Reactions: Like 3 | Agree 1


----------



## sabrefm1 (4/3/14)

and just to put the word out there, vaping does not mess your tonsils up, before some cigarette lover reads this and thinks vaping is worst than analogues. otherwise more vapers will be removing their tonsils lol

Reactions: Like 1


----------



## Reinvanhardt (4/3/14)

sabrefm1 said:


> will prob focus on my mountain biking and spend the rands on their now lol.



Mmmmm... another fun addiction for sure! Herewith the mountain biking version of ecigssa. 

thehubsa Check them out. An awesome bunch of folks with a wealth of information.

Reactions: Like 1


----------



## sabrefm1 (4/3/14)

thanks will check them out, done my first comp on sat the argus 22km, hopefully can use the money from my ecig addiction and upgrade my bike

Reactions: Like 2


----------



## Reinvanhardt (4/3/14)

sabrefm1 said:


> thanks will check them out, done my first comp on sat the argus 22km, hopefully can use the money from my ecig addiction and upgrade my bike



 Great stuff! Once you're hooked, your're HOOKED! From what I've read there are quite a large amount of epic trails in the Cape area, definitely one of the best locations world wide. Just be wary... you're car might not be you're most valuable piece of transportation much longer. Lol!

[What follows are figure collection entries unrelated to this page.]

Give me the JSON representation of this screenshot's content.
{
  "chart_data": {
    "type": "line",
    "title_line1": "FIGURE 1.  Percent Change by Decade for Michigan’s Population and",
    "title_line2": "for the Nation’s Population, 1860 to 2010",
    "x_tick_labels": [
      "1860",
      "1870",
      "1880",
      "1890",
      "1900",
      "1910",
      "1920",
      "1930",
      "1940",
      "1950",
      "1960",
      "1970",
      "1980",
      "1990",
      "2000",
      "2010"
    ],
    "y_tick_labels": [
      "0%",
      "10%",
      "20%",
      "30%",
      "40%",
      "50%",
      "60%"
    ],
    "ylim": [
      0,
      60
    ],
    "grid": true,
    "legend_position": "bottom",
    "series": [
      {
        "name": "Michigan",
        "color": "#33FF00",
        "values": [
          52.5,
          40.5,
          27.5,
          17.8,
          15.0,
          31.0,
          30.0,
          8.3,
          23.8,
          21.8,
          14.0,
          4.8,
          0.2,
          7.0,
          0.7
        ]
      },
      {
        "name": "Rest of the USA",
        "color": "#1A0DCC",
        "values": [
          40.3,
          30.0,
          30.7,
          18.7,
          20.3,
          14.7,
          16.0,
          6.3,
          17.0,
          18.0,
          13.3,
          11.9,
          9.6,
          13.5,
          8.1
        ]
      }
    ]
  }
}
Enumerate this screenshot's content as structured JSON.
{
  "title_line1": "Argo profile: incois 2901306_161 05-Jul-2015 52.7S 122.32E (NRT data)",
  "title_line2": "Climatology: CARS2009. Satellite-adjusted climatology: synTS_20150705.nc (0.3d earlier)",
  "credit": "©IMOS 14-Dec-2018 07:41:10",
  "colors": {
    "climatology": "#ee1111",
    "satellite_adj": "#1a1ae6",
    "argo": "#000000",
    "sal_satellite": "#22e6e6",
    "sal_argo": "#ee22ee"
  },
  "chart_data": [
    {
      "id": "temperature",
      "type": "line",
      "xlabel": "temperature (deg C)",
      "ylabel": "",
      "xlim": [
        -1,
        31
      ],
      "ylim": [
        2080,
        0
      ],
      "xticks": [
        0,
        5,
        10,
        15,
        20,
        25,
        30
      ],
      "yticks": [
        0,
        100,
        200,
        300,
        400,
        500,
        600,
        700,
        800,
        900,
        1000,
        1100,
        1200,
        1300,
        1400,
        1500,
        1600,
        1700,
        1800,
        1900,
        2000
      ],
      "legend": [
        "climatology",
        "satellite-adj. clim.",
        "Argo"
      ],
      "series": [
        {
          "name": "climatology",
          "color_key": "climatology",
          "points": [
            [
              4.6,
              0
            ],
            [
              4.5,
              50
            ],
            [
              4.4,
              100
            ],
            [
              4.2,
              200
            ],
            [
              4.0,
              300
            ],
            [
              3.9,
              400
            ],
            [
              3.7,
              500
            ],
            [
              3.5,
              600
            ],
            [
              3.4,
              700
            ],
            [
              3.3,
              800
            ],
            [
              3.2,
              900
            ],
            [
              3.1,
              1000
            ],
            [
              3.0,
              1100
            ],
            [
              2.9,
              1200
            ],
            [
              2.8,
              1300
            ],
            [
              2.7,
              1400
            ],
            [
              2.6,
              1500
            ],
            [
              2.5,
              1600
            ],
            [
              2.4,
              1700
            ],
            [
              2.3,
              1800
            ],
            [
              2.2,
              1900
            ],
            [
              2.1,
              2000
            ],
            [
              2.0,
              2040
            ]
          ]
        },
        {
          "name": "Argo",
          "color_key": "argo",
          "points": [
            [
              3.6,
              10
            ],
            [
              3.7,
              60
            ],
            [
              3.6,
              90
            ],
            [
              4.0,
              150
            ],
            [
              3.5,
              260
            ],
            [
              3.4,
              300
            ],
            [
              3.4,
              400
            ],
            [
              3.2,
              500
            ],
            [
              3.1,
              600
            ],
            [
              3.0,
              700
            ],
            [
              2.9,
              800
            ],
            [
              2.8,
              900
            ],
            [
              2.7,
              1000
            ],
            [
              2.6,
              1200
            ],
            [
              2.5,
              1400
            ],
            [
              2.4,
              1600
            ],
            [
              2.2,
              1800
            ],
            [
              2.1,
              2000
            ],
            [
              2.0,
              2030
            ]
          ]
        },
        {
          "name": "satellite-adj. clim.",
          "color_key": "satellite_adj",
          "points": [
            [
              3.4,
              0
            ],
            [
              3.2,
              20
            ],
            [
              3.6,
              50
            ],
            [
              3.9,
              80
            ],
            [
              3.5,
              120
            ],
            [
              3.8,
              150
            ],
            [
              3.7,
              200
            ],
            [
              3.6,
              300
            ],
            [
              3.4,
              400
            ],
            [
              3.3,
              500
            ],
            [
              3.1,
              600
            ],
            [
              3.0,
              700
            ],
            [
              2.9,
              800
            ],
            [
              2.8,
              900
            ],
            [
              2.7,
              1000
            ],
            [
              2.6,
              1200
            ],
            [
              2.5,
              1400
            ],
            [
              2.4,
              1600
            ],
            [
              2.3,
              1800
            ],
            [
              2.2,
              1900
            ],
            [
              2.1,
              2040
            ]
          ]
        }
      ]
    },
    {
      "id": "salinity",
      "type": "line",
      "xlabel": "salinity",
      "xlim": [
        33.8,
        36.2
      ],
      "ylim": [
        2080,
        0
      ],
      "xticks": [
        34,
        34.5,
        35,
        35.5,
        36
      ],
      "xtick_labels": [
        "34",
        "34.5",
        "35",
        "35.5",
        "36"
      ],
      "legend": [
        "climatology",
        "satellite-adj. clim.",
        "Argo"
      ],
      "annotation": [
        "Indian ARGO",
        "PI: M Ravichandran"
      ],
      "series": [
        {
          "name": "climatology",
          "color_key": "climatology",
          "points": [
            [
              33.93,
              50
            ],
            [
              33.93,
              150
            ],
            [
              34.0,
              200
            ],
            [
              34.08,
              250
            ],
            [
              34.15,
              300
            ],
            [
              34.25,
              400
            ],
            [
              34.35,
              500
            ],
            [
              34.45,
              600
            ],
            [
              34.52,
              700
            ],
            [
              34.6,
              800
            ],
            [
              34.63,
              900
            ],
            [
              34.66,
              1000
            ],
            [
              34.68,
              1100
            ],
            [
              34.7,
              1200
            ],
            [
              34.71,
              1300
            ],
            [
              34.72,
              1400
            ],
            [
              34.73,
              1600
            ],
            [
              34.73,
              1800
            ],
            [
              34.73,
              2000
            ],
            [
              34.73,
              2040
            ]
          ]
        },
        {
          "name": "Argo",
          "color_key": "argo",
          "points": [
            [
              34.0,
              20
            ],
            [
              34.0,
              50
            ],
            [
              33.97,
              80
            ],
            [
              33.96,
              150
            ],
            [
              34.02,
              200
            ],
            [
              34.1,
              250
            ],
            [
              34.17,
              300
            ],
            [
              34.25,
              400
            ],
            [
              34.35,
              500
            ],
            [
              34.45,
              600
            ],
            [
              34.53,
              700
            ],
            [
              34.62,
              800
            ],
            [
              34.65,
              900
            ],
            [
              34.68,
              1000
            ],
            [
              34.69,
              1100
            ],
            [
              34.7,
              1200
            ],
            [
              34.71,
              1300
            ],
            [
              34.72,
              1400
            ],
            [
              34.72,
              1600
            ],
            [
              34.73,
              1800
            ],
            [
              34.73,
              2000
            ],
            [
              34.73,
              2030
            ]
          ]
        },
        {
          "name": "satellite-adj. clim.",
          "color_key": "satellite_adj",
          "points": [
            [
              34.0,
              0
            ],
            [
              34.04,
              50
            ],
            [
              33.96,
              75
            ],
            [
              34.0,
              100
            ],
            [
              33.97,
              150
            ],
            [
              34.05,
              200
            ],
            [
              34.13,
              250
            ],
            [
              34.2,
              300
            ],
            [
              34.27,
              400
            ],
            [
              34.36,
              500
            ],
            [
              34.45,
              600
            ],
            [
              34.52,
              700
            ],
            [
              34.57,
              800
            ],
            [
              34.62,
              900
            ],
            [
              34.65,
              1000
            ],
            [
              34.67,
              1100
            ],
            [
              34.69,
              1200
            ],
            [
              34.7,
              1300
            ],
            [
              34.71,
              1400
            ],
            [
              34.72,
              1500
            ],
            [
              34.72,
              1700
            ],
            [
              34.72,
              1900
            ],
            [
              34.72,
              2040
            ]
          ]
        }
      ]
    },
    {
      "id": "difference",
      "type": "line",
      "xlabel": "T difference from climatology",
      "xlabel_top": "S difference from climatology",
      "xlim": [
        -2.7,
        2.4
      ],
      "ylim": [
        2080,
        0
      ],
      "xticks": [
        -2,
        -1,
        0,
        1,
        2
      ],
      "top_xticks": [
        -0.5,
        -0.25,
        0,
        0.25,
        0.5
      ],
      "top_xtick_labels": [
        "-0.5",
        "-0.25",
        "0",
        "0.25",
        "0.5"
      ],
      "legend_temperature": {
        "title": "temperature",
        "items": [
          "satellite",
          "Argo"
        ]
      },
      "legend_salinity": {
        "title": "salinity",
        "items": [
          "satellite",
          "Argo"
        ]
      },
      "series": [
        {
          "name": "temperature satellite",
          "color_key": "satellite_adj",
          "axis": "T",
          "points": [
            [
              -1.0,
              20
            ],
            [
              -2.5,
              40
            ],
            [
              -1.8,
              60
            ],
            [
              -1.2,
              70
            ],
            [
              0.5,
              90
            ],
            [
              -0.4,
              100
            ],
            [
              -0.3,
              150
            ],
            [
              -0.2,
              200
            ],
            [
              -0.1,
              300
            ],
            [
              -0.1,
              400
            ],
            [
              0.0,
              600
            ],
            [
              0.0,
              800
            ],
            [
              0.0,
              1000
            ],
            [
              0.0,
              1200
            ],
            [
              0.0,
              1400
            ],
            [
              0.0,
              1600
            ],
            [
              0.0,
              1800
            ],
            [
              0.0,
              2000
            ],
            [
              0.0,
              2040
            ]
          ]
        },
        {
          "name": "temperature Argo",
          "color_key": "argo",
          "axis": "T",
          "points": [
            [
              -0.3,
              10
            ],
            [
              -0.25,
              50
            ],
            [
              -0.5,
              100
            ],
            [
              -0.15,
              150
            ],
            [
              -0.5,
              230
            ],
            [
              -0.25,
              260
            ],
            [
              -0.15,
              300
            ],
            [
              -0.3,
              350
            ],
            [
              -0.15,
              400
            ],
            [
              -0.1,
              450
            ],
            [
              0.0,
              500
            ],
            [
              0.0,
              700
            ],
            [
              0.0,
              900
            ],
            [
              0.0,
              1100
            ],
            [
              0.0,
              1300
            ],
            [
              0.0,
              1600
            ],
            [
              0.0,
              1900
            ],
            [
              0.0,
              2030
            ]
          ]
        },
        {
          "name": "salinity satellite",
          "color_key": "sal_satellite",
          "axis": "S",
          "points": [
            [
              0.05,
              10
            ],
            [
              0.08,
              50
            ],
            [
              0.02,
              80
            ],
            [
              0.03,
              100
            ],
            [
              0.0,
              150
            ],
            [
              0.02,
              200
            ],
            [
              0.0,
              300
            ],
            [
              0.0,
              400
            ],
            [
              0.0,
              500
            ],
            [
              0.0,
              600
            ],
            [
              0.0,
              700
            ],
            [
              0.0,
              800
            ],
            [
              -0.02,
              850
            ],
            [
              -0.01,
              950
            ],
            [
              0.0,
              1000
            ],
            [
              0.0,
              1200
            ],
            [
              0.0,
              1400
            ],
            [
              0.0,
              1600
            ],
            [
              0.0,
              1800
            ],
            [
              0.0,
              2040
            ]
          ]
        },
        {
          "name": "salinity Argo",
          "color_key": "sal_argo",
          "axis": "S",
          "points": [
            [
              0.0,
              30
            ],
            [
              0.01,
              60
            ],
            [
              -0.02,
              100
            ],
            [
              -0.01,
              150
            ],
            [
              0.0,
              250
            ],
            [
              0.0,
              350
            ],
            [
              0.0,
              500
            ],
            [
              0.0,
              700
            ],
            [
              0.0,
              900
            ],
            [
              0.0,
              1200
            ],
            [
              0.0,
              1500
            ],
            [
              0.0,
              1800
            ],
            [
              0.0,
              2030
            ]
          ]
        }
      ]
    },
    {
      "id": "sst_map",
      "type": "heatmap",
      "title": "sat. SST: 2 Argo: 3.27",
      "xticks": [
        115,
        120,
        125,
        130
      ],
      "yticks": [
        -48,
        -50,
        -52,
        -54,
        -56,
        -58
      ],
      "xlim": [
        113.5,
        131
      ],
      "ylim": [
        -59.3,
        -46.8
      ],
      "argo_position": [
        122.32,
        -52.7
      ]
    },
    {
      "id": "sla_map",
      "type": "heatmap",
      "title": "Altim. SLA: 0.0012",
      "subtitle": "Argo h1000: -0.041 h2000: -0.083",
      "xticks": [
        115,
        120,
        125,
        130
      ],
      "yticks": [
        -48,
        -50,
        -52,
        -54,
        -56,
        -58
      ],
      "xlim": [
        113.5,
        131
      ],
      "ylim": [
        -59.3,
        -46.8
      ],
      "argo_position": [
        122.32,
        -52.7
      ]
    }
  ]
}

Congrats on the 22k Argus!


----------



## sabrefm1 (4/3/14)

Reinvanhardt said:


> Great stuff! Once you're hooked, your're HOOKED! From what I've read there are quite a large amount of epic trails in the Cape area, definitely one of the best locations world wide. Just be wary... you're car might not be you're most valuable piece of transportation much longer. Lol!
> 
> Congrats on the 22k Argus!




thanks, well the wife already complaining about all the dirt in the car. as i drop the back seats and cart my bike inside of car, in the future will get a small bakkie to transport my bike. but my favorite spot is tokia

Reactions: Like 2


----------



## Silver (6/3/14)

Congrats on stopping nicotine altogether @sabrefm1 !
Do you still crave it?

Do pop in on the forum in a while and let us all know how its going.

All the best.
Respect


----------